Neden bu kadar az üyesi var?
- Belediyelerimiz eski meclis üyelerinin kayıtlarını iyi tutmamış. İsimlerini ve irtibat telefonlarını almakta zorlanıyoruz ama yavaş yavaş büyüyoruz. Önümüzdeki Mayıs'ta, Türkiye unvanını almak istiyoruz. Amacımız, tüm ülkeye yayılmak. 2012 yılı başında kadınların yerel yönetimdeki yüzdesinin 2.5 olduğunu gördükten sonra, böyle bir dernek kurma fikri gelişti. İzmir, kadın il genel meclisi sayısında Türkiye'de 4. şu anda. Siirt birinci, Diyarbakır ikinci, Eskişehir üçüncü, İzmir dördüncü sırada. İzmir'e 208 kilometre uzaklıktaki Uşak'ta sıfır. Bu kadar yakınımızda bile yok. O yüzden amacımız, siyasetteki kadın sayısını artırmak, seçildikten sonra da siyasette aktif olmasını sağlamak. Bir meclis üyemiz, "Çalışmalarımızı yapıyoruz, erkeklere veriyoruz, Meclis'te onlar konuşma yapıyor" dedi. Bunların olmamasını sağlamak amacımız. Gaziantep'e gittiğimde hem AK Parti hem CHP'yi ziyaret ettim. Oradaki meclis üyelerinin sıkıntısı da buradakiyle aynı. Yani bütün Türkiye'deki kadınlarımızın sıkıntısı aynı. Önemli komisyonlarda kadın meclis üyelerine yer vermek istemiyorlar. Kadın farklıdır, her şeyi organize eder. Bir anda 3 işi yapabilir. Bir de şehri en çok yaşayan kadındır.

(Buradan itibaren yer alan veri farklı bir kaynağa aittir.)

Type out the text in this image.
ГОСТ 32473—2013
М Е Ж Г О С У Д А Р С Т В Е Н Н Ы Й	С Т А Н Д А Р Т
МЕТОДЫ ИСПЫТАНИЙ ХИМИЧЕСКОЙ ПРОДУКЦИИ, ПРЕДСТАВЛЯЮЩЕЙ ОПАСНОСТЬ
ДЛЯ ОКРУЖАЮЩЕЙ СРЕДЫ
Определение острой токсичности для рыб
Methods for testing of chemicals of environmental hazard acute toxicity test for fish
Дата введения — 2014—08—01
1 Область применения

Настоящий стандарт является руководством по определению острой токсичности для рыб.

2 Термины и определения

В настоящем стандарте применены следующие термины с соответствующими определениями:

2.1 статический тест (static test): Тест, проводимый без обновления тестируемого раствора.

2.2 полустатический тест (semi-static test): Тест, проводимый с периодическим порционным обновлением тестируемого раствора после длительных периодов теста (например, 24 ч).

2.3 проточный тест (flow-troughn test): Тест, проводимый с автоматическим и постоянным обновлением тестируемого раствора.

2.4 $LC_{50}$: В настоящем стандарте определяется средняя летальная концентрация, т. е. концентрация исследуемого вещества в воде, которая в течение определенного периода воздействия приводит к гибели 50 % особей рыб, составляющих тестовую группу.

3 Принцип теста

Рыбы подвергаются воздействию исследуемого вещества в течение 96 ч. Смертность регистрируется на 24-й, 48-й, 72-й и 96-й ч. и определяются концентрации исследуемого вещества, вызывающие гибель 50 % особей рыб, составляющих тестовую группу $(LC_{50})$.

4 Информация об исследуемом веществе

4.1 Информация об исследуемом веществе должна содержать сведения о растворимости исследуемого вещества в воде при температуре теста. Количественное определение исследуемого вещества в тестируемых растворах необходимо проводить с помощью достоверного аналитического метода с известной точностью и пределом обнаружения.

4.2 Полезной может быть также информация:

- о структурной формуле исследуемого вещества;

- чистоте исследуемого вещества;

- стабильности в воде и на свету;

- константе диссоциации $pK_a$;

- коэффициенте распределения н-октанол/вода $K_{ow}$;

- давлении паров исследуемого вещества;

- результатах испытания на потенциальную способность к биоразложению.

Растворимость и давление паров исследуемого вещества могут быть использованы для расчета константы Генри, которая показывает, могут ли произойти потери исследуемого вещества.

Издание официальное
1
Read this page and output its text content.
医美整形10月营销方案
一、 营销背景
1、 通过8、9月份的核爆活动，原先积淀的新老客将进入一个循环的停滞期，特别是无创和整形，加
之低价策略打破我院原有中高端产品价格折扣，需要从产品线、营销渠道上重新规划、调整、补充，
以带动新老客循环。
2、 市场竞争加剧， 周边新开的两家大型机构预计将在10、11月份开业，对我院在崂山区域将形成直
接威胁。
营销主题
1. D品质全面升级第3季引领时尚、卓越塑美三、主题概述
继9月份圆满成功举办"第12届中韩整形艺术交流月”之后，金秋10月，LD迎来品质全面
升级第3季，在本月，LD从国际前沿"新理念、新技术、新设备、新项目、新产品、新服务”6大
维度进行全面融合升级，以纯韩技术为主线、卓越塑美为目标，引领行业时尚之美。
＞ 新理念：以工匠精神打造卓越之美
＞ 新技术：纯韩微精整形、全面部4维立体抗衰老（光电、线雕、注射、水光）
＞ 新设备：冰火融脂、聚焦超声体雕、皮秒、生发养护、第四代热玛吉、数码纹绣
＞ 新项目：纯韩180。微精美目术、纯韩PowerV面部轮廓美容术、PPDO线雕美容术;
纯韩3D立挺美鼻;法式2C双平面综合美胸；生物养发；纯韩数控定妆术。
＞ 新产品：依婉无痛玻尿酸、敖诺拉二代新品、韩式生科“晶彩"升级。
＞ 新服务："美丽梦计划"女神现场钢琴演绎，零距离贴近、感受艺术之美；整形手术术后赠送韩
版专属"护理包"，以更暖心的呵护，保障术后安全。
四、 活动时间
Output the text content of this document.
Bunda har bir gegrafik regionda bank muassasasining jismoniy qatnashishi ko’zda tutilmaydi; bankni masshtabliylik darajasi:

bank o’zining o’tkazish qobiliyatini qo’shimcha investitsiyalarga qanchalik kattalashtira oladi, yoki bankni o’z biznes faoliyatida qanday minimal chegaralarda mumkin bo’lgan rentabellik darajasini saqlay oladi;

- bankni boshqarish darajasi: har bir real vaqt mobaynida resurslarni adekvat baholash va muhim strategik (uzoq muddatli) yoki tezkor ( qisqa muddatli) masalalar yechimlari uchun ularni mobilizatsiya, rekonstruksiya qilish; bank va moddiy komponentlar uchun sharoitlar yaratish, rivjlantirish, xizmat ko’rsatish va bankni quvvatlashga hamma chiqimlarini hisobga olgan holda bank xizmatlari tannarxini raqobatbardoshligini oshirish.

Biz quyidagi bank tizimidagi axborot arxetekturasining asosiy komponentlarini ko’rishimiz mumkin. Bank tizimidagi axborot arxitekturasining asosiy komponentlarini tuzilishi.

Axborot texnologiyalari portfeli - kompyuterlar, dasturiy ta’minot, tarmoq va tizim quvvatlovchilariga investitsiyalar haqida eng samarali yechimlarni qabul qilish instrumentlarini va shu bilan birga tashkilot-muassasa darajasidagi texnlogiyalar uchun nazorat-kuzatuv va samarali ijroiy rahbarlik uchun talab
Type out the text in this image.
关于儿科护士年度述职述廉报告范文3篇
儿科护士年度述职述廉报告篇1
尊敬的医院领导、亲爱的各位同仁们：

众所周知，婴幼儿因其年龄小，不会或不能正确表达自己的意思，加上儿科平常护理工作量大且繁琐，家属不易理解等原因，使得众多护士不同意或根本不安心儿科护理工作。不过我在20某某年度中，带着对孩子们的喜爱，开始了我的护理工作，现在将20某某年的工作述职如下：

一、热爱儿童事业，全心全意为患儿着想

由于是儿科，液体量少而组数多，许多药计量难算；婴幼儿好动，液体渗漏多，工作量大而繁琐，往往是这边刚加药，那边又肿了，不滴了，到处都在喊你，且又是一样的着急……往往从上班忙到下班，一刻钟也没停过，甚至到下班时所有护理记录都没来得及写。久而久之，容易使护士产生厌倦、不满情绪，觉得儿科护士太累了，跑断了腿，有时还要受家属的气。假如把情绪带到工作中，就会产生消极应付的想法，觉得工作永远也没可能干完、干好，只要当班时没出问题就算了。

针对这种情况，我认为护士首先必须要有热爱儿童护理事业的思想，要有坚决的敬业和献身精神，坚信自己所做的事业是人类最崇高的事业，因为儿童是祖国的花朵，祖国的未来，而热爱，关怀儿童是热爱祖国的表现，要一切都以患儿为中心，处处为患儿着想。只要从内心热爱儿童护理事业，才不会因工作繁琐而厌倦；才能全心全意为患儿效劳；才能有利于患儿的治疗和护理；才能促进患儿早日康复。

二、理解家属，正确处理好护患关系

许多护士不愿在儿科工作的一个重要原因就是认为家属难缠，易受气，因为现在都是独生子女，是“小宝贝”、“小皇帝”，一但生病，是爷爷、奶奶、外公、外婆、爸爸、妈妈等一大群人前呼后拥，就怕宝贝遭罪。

Neyin daha düzgün olursa hayatın daha kolay olacağını bilen kadındır. Onlar da mecliste olunca, şehirlerimiz daha yaşanır hale gelecek diye düşünüyorum ama bence İzmir dahi kadınlara çok hazır değil. Türkiye'deki 2 bin 970 belediyenin sadece 26'sının başkanı kadın.. Sadece 2 ilde kadın belediye başkanı var, Aydın ve Tunceli. Onun dışındakiler ilçe ve belde.
"SİYASET YAPMIYORUZ"
Yönetim oluşturulurken her siyasi partiden mi almaya çalıştınız?
- Hayır, KAMED kesinlikle siyaset yapmıyor ve yapmayacak da. Amacımız sadece kadınlarımızın siyasette hak ettiği yere gelmesi. Bana göre önce bu işler muhtarlıktan başlamalı. Muhtarlar meclis üyesi, meclis üyeleri de milletvekili olmalı. Çünkü, daha şehrinde ne olduğunu bilmeyen kişi, Ankara'ya gittiği zaman çok kopuk oluyor, hiçbir şey yapamıyor. Mücadele de vermiyor, çünkü bence neyin mücadelesini vereceğini bana göre bilemiyor.
Yağmur Çocuklar KAMED'in ilk projesi mi oldu?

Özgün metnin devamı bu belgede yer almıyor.